Blanche and Ozwald lunged out the front door and into a ditch, covering their heads with their arms, just as the Time machine erupted into a huge fiery ball that was visible… from space. Ozwald not far behind barely made it out the door in time, but all the hair on his back was singed off. When the smoke settled they discovered that Narfy Bumpkin was dead. There was nothing remaining of ‘The Great Stupid’ or his poorly designed little shack laboratory thingy. All that remained on the former site was the cover to one of his books entitled “The struggles and lives of single cat-fish” which they used as a tomb stone, and had a brief mourning with probably the shortest Eulogy in history.
“We barely made it out alive Ozwald.
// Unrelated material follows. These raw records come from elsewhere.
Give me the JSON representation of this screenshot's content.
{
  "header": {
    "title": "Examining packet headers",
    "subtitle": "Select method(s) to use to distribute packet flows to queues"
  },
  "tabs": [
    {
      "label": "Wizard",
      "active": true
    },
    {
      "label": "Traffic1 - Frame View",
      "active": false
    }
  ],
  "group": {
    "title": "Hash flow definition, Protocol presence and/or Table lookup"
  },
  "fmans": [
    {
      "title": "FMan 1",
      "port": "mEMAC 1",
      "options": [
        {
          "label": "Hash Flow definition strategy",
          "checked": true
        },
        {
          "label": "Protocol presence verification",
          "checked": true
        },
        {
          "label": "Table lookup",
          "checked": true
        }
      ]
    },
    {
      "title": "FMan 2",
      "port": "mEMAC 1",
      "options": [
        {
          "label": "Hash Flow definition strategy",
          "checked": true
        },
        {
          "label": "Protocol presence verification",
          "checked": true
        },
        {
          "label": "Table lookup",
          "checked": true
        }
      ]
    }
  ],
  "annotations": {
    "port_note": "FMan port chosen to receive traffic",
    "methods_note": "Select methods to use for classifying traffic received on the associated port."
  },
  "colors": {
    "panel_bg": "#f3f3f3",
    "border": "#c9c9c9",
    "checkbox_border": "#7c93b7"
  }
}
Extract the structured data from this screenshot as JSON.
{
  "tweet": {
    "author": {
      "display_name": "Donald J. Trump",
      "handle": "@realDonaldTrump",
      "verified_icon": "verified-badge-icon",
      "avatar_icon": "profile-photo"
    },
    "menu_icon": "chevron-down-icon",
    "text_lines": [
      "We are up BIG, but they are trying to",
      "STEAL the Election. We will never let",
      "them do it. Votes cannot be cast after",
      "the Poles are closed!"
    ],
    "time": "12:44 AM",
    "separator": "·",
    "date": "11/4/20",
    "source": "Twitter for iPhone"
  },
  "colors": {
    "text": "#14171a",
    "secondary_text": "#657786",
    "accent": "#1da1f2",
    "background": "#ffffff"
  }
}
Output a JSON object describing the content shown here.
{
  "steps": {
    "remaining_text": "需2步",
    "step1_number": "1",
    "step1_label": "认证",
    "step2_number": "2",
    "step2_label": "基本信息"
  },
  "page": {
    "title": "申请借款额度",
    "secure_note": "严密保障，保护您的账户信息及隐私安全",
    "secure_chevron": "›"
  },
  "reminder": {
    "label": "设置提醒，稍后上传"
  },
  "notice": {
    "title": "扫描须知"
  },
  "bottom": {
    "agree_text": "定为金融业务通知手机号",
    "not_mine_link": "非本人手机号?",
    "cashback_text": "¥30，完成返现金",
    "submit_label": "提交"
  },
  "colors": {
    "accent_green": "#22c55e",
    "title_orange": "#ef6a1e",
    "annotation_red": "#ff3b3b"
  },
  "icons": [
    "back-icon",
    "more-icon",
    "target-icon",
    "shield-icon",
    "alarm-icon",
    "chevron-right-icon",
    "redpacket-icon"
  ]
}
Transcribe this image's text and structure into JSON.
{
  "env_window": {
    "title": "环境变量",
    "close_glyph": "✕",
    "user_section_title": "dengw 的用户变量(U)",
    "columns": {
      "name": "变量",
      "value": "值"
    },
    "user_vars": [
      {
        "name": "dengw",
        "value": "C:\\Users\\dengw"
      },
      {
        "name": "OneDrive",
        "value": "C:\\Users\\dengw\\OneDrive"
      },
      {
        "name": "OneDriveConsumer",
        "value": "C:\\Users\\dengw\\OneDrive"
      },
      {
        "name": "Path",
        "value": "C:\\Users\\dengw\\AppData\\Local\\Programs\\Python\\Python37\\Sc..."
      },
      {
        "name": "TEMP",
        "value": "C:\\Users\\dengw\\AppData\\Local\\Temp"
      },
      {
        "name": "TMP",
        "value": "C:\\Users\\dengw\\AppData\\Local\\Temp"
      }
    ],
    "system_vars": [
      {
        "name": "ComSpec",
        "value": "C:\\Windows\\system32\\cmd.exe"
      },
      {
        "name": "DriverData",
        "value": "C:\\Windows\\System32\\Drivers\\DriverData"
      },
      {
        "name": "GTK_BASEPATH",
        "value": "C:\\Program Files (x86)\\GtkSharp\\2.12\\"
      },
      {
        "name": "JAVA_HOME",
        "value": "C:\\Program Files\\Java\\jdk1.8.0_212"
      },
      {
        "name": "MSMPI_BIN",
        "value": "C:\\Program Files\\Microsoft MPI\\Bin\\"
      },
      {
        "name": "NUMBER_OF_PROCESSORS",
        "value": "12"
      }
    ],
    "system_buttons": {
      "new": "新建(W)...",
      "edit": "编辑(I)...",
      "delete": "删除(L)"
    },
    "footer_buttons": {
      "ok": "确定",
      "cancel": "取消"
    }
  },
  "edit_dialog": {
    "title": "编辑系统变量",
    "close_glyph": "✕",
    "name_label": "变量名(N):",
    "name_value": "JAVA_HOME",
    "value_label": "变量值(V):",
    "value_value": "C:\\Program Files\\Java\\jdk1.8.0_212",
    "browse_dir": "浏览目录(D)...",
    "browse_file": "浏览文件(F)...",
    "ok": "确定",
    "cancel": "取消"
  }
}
Well let’s go see if we can find our way out of here, shall we?”
And they began to walk down the little crooked path into the black jungle. Meanwhile back at the entrance portal, still sat the suspicious looking bowl of petunias, wallowing in its seclusion. It begins to continue to do nothing. But then… just as we begin to rejoin our heroes in the jungle… suddenly… While our backs are turned, the suspicious looking bowl of petunias…still does nothing, as it always has. Leaving our heroes to wander off into the jungle, alone.